C’est aussi le temps des concours internationaux, Mundus Vini, peu fréquenté par les vins suisses mais massivement par les italiens, les Vinalies internationales de Paris, où les vins suisses en compétition étaient plus nombreux que les italiens (!) et ont empoché 11 médailles d’or, en attendant le Concours Mondial de Bruxelles à Pékin, du 10 au 13 mai, où la Chine, déjà, apparaît au 5ème rang en nombre d’échantillons (485 sur 9180, chiffre record!). Et seule médaille d’or suisse pour un vin… tessinois à Chardonnay-du-Monde.

C’est officiel, Lausanne (on l’avait annoncé ici en scoop mondial!) rejoint le réseau des capitales du vin, au moment où Zurich (autre ville suisse avec un vignoble) est prête à soutenir officiellement le Swiss Wine Tasting (ex-Mémoire & Friends) du 27 août et que la Mémoire des vins suisses tiendra sa dégustation publique, qui a fait une émeute à Sierre en mars, à Bâle, en 2019. Et Swiss Wine Promotion vient de signer un partenariat avec Suisse Tourisme.

On a eu la confirmation de la très petite année 2017 en quantité, où les Valaisans ont moins produit de vins que les Vaudois, pourtant sur 1100 ha de moins. Au total, la Suisse affiche 79 millions de litres. C’est 28% de moins que l’année précédente (même baisse dans le Chianti Classico!). Et surtout plus de 20 millions de litres de moins que la consommation de vin suisse en Suisse, bon an, mal an… Du coup, l’importation des vins étrangers peut repartir de plus belle: Coop et Migros (via Denner) mènent le bal. Au total, les Suisses ont importé près de 170 millions de litres de vins divers en 2017, dont 20 millions de litres de mousseux. Le président de la Fédération suisse des vignerons, le conseiller national Frédéric Borloz, demande que la Confédération reconsidère le contingent douanier et son mode de répartition.

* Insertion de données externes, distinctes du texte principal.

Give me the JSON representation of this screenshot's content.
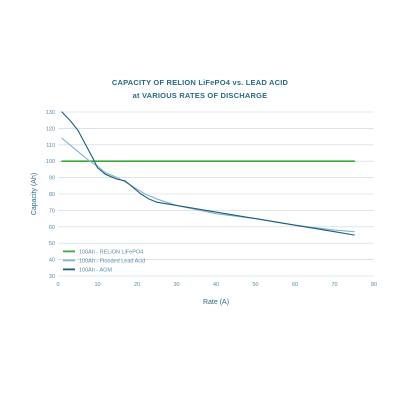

Pas de stocks de vins suisses, donc, et les temps paraissent propices pour ouvrir le chantier du passage des AOC à la suisse aux AOP-IGP eurocompatibles. A en juger par un débat lors d’Agrovina à Martigny, les réticences paraissent nombreuses et le chantier, avec mise en pratique à l’horizon 2022, paraît mal parti… En obligeant les interprofessions à se prendre en charge elle-mêmes, ces nouvelles AOP permettront des recours: un exemple aux portes de Genève. Où la petite appellation Cerdon a obtenu que la Clairette de Die n’existe pas en rosé!

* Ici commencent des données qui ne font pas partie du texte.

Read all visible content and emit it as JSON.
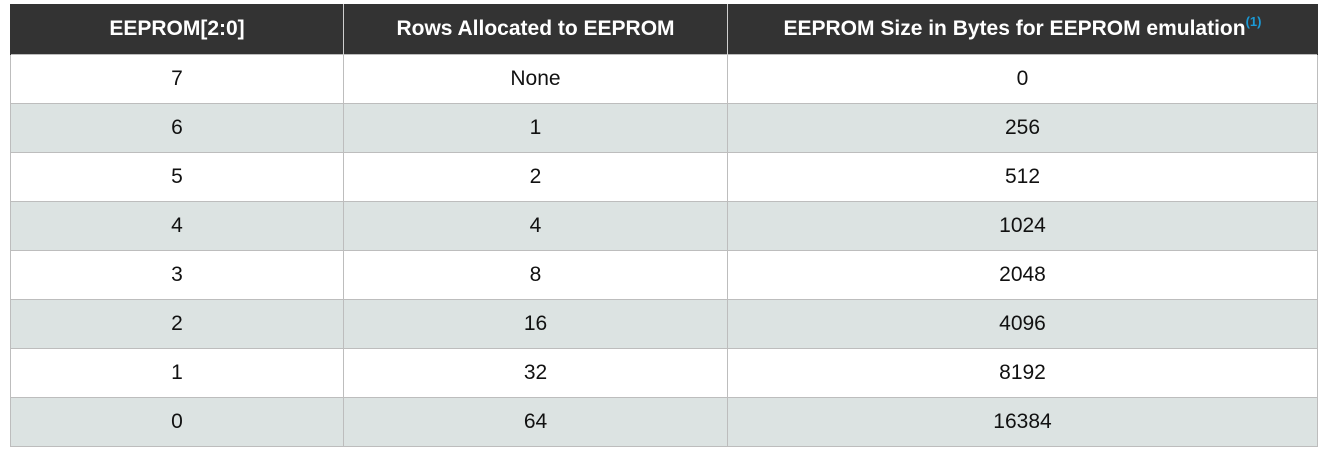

Et puis, des domaines changent de mains, que ce soit à Vétroz ou à Saint-Emilion (avec un clin d’œil à la Suisse!). Dans les sujets actualité, rayon Valais, la petite arvine vieillit-elle mieux que l’ermitage? Réponse dans une page parue dans le magazine encore! — comme ma rubrique, qui parle d’un traminer du Vully. Et d’une surprenante Amigne de Vétroz unique… au monde!

On signale deux salons bios aux Faverges et à Moudon… Mais au fait, ça a un goût, les pesticides dans le vin? C’est ce que prétend un petit livre rouge… explosif!

Cet hiver, j’ai pris le temps d’aller à Vérone, qui fêtait les 50 ans du nom de l’Amarone, la poule aux œufs d’or de la Valpolicella (avec des commentaires de dégustation sur les meilleurs vins!), et aux Anteprime du Chianti Classico, à Florence (commentaires ici).

Bonne lecture et joyeuses Pâques!

Pierre Thomas, journaliste indépendant (d’esprit!).